Allah Kuran'da bu konuda kullarının nasıl bir ahlak içerisinde
olmalarını istediğini şöyle bildirmiştir:

Bizim ayetlerimize, ancak kendilerine hatırlatıldığı
zaman, hemen secdeye kapananlar, Rablerini hamd ile tesbih edenler ve büyüklük
taslamayan (müstekbir olmayan)lar iman eder. (Secde Suresi, 15)
RESULULLAH (SAV) KADINLARLA SOHBET EDER, ONLARA NEZAKETLİ VE GÜZEL DAVRANIRDI

Resulullah’ın hanımı Safiyye’den rivayet edildiğine göre; Safiyye, Resulullah’ı Ramazan’ın son on gününde itikafta iken ziyaret etti. Bir müddet Resulullah (sav) ile sohbet etti, sonra ayrılmak için ayağa kalktı. Resulullah (sav) de onunla beraber ayağa kalktı ve onu uğurladı. (Buhari, 5/186. Müslim, 7/8)

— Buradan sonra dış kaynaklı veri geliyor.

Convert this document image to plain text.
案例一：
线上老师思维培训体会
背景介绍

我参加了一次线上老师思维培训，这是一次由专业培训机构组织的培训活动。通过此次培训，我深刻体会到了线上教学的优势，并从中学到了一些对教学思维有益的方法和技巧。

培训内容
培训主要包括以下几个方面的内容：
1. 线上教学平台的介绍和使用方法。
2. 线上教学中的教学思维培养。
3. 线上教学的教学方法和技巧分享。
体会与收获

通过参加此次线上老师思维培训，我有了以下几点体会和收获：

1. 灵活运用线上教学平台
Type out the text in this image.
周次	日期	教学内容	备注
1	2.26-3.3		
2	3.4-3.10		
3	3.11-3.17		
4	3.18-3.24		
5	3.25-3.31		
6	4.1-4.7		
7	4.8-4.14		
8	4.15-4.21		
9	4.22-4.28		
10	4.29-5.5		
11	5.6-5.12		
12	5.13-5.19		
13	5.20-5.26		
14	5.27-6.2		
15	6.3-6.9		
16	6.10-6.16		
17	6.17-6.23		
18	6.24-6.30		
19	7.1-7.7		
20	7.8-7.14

Enes anlatıyor ve diyor ki: “Sonra Hayber’den dönerek Medine’ye doğru yola çıktık. Resulullah’ı Safiyye’nin rahatça oturması için yeleğini devenin hörgücüne dolarken gördüm. Daha sonra devesinin yanına oturdu, dizini yere koydu, Safiyye de Resulullah’ın dizine basarak deveye bindi.” (Buhari, 9/20)
Hz. Aişe (ra) ile birbirlerine su atışarak oynarlardı. Hz. Ayşe’nin (ra) kaptan içtiği yerden kendisi de dudağını koyarak su içerdi. Onun etli kemik üzerinde yediği yerden kendisi de yerdi. (Prof. Dr. Yusuf El Kardavi; Çağdaş Meselelere Fetvalar)

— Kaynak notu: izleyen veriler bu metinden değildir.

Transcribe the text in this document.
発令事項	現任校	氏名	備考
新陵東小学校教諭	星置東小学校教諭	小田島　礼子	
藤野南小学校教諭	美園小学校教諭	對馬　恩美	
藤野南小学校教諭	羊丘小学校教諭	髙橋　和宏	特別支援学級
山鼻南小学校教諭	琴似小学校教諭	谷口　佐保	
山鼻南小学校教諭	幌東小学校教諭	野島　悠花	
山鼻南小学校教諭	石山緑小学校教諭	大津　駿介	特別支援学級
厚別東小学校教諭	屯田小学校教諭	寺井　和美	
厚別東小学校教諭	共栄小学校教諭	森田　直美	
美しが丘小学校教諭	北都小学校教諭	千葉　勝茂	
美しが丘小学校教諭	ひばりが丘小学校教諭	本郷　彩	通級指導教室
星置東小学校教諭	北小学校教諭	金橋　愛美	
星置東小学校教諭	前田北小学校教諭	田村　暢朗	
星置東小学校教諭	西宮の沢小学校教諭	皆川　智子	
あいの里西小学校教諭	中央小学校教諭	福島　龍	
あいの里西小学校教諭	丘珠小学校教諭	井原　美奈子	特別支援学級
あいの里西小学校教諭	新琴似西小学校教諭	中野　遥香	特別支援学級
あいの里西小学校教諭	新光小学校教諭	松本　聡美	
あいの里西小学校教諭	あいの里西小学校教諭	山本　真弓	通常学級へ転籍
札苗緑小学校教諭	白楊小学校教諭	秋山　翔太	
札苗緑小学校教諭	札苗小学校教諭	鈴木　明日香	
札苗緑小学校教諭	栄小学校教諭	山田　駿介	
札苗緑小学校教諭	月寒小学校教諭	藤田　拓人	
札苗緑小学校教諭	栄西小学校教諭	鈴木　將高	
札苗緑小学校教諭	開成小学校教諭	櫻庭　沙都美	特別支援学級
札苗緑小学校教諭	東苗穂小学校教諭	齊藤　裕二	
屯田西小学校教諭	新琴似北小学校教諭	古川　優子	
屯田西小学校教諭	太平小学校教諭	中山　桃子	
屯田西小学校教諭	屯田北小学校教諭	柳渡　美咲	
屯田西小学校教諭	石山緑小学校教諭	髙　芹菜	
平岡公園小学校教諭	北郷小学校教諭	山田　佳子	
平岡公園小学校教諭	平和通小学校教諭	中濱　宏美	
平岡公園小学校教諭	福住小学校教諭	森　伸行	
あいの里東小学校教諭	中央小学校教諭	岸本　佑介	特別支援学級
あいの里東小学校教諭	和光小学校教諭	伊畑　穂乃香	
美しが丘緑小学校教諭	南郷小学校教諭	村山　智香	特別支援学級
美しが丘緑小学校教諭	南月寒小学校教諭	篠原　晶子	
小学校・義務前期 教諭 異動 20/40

“Bir seferde Peygamberimizle birlikte bir yolculuğa çıktım. Peygamberimiz bir yerde Sahabelere:
“Siz ilerleyin.” dedi. Onlar gidince ikimiz arkada yalnız başına kaldık. Bana:
“Gel seninle yarışalım.” dedi ve koşmaya başladık. Ben kendisini geçtim.
“Aradan birkaç yıl geçmişti. Yine onunla birlikte bir yolculukta iken bir yerde Sahabilere:
“Siz ilerleyin.” dedi ve ikimiz yalnız kaldık.

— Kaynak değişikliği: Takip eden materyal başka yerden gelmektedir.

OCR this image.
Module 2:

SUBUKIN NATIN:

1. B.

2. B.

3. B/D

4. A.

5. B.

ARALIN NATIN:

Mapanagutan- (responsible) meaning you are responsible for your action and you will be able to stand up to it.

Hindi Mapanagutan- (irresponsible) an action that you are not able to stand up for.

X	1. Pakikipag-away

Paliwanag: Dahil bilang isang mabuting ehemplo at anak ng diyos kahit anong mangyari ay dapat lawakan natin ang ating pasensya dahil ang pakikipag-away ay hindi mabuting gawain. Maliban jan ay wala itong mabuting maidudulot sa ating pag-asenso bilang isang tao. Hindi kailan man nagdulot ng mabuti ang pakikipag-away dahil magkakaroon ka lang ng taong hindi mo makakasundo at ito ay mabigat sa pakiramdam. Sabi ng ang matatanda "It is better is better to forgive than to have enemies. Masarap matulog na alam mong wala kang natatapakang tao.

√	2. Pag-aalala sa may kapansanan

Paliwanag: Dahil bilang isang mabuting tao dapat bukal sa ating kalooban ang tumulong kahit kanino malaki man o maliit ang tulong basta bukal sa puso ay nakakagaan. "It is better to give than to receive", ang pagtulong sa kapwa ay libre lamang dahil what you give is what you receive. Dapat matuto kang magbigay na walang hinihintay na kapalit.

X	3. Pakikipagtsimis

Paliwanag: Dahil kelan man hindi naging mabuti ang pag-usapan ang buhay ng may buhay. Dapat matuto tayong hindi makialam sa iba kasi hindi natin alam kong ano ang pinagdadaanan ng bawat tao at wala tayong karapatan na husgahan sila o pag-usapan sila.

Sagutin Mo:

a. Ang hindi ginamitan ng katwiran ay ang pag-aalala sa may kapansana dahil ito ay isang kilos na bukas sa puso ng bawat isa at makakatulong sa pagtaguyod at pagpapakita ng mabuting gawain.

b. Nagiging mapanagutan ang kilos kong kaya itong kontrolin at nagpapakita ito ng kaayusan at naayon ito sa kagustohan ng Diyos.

“Gel yarışalım.” dedi... Önceki yarışmayı da unutmuştum. Koşmaya başladık. Fakat bu sefer de o beni geçti. Gülümseyerek:
“Bu defaki benim seni geçişim, o gün beni geçişine bedel olsun.” buyurdu. (Mehmet Paksu; Peygamberimizin Hayatı)
Resulullah (sav) şöyle buyurur: “Kadınlar, erkeklerin emsalleridir.” (Sahihu’l-Camii’s-Sağir, hadis no:2329)
Ömer b. Hattab der ki: “Biz, cahiliye döneminde kadınları insandan saymazdık. İslam gelip Yüce Allah kadınlardan bahsedince, onların da bizim üzerimizde haklarının olduğunu gördük.” (Buhari, 12/418)
İmam Şevkani der ki: “Alimlerden hiçbirinin, Ravisi kadındır diye bir hadisi reddettikleri nakledilmemiştir. Ümmetin, yalnızca bir kadın sahabeden rivayetle kabul ettiği pek çok hadis vardır. Bu gerçeği, az da olsa hadis ilminden nasiplenen hiç kimse inkar edemez.” (İmam Şevkani, Leylü’l-evtar, 8/122)
Hz. Ebu Hüreyre anlatıyor: “Resulullah, (sav) ‘Kadınlara iyi davranın’ buyurdu.” (Buhari, 11/162. Müslim, 4/178)
Hz. Ömer şöyle demiştir: “Bir konuda kendi kendime düşünürken hanımım, ‘Peki şöyle şöyle yapsan’ dedi. Ben de ona çıkışınca o bana, ‘Ne garip adamsın ey Hattab’ın oğlu! Kızın sürekli Resulullah’a görüş bildirirken, nedense sen kendine bir teklifin sunulmasını, istemiyorsun?’ dedi.” (Buhari, 10/239. Müslim, 7/141)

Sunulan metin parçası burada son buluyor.